Точно, они с Кевином спят. Впрочем, если ей нравится грязь, пусть плещется в ней, сколько душеньке угодно. Я все равно не поддамся на провокации.
— Вот и посмотрим. Решать будут жители Шина. Если твоя столичная кулинария понравится им больше — я закрою пекарню навсегда. Даю слово.
Женевьева посерьезнела. Кокетливый налет светской стервы растаял: теперь передо мной была ушлая и бойкая девица, которая никогда не упускала ни своего, ни чужого.
— Я тебя уничтожу, — усмехнулась она. — Неужели ты думаешь, что твое хрючево, которым ты кормишь орков, сравнится с гранд-котлетками?
Как-то в столице я попробовала эти гранд-котлетки. Да, вкусно — но никогда не сравнится с хорошим карбонадом.
— Вот и проверим. Или ты боишься? Боишься, что вся эта франшизная шелуха окажется бессильной перед хорошей кухней?
Женевьева посмотрела по сторонам.
— А эта хорошая кухня, о которой ты говоришь… она сейчас здесь, с нами, в этом здании?
— Боишься, — сладко улыбнулась я. — И стараешься спрятать свой страх за язвительностью. Меня этим не пробьешь, даже не пытайся.
— Было бы, кого бояться. Деревенскую девку, которую отмыли и вывезли в столицу. А та упустила все шансы. Куда тебе конкурировать со мной? — Женевьева посмотрела по сторонам и добавила: — А это здание я, пожалуй, выкуплю, когда ты разоришься. Устрою здесь склад.

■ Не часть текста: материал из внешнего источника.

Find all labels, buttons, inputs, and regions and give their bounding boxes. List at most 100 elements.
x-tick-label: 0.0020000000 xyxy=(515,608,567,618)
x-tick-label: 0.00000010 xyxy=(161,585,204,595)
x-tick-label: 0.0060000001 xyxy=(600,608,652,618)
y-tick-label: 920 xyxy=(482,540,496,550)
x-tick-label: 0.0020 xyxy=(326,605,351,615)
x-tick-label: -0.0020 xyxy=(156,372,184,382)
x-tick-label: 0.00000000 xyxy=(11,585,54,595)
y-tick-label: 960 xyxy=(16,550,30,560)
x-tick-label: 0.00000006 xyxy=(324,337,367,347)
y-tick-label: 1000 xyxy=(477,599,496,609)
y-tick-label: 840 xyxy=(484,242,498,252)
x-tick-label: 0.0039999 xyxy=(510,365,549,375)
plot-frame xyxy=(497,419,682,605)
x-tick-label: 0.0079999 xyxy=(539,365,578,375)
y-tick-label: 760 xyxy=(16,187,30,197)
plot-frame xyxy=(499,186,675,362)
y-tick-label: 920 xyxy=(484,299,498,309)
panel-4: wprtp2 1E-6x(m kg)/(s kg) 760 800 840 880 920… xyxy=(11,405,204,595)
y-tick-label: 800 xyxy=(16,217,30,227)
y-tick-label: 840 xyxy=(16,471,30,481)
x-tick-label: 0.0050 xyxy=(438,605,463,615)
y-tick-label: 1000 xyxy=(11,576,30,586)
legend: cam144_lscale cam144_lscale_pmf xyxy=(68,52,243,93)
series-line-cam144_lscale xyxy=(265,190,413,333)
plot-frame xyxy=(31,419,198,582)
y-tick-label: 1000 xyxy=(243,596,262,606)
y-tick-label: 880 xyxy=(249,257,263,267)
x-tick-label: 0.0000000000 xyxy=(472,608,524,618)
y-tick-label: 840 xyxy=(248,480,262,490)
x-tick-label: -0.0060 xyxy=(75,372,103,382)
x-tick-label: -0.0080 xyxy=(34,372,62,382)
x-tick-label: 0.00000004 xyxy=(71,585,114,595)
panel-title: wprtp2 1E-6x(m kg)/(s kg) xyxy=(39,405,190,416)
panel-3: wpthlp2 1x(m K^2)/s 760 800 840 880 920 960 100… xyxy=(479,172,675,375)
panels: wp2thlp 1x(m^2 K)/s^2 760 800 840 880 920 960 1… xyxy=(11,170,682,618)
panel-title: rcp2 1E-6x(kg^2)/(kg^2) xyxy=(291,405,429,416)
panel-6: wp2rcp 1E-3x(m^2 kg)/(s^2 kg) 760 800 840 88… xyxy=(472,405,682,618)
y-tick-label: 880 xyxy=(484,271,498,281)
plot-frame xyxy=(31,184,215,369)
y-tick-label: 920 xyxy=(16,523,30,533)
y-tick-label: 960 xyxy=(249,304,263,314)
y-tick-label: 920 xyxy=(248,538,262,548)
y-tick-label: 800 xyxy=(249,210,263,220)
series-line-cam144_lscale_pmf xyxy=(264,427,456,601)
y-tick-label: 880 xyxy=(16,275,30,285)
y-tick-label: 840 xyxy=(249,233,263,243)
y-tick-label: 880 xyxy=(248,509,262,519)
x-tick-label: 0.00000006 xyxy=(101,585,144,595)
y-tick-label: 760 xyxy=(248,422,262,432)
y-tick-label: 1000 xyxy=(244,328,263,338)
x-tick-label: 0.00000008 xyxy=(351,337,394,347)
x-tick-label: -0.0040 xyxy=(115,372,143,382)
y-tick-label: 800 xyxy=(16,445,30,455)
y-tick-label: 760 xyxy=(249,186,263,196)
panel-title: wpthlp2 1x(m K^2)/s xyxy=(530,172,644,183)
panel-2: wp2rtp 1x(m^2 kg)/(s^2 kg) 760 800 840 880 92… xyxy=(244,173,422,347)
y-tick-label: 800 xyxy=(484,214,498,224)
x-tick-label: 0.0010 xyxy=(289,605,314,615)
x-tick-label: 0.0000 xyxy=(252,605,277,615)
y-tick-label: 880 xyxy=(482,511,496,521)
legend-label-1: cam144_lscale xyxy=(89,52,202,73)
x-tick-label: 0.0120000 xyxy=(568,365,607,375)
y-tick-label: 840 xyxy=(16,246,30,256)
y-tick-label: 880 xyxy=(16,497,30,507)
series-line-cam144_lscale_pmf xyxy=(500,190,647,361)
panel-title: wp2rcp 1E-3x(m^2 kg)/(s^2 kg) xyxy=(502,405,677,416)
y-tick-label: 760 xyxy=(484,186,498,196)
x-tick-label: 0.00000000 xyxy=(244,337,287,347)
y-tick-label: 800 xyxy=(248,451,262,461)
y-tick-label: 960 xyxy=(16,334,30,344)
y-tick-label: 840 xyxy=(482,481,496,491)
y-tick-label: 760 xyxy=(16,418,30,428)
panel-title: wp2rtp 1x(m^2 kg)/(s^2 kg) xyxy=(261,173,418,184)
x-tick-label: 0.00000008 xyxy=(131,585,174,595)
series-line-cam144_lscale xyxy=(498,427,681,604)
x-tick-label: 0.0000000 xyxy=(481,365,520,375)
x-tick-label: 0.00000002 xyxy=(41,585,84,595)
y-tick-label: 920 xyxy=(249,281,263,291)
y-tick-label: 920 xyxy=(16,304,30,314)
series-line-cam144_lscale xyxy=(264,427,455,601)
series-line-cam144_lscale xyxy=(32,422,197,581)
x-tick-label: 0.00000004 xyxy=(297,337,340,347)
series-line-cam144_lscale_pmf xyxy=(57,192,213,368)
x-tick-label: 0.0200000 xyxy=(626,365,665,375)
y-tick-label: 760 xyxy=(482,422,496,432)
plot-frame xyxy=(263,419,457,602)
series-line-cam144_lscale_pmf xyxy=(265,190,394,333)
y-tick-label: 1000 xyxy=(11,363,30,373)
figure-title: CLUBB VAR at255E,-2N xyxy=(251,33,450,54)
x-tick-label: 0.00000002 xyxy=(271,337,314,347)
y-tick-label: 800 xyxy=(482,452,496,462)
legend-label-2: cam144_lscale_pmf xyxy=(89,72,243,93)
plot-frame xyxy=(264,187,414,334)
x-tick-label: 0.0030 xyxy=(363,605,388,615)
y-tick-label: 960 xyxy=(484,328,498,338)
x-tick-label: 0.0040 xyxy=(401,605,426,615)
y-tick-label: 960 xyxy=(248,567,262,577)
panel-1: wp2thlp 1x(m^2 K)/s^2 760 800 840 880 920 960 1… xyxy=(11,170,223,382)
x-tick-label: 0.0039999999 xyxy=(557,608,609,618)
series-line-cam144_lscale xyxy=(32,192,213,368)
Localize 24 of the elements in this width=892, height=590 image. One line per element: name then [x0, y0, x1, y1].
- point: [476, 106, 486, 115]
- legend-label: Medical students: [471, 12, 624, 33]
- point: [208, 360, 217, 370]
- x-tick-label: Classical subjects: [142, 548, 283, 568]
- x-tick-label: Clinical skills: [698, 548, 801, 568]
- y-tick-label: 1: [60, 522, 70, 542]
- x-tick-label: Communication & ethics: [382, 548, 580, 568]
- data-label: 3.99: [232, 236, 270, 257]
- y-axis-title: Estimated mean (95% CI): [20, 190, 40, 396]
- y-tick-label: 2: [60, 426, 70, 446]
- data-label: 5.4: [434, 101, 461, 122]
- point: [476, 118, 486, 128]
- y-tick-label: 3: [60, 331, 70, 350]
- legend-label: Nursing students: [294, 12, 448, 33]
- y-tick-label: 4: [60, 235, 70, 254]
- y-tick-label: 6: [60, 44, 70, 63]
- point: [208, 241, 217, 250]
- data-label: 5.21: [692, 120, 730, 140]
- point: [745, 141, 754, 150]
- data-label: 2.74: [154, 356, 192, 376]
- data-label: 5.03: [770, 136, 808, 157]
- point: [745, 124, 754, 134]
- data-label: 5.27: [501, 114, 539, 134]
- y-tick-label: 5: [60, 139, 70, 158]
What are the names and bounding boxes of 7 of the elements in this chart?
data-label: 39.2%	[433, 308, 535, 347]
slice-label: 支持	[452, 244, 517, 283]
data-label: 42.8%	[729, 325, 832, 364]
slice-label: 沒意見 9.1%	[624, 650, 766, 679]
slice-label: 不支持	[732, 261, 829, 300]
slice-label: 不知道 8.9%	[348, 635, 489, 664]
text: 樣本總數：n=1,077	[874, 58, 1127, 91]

— Нет проблем! — улыбнулась я. — Для этого остались сущие пустяки: победить мою команду в конкурсе. Или твоя франшиза для этого слишком слаба?
Теперь во взгляде Женевьевы была ничем не прикрытая ненависть, и она не собиралась маскировать своих искренних чувств.
— Кевин всегда говорил, что ты дура. И бревно, — сказала Женевьева, и это было тем номером программы, за которым всегда наступает таскание соперницы за волосы. — Ему пришлось завести любовниц. Ты никогда не умела его удовлетворить. Какой же стылой жабой надо быть, чтобы не откликнуться на страсть такого мужчины?
Я вздохнула. Несколько дней назад эти слова задели бы меня — но сейчас я нашла своего истинного, и все прошлое не имело ни малейшего значения.
Да, Кевин изменял мне все время нашего брака. Каким же человеческим дном надо быть, чтобы идти к шлюхам от жены и поливать эту жену грязью?
Впрочем, ничего нового. Я успела убедиться в его высоких моральных качествах. Осталось дождаться документов из суда о расторжении брака.
— Я была его законной женой, — сказала я. — А все остальные шлюхами, которые добирали мои объедки. Не знаю, может, тебе и правда нравится собирать крошки с чужого стола, но… ты все-таки боишься. Потому что знаешь, что проиграешь.
— Хорошо, — кивнула Женевьева. — Пари так пари. Если ты проиграешь, то закрываешь пекарню навсегда. И не возродишь ее ни в каком виде.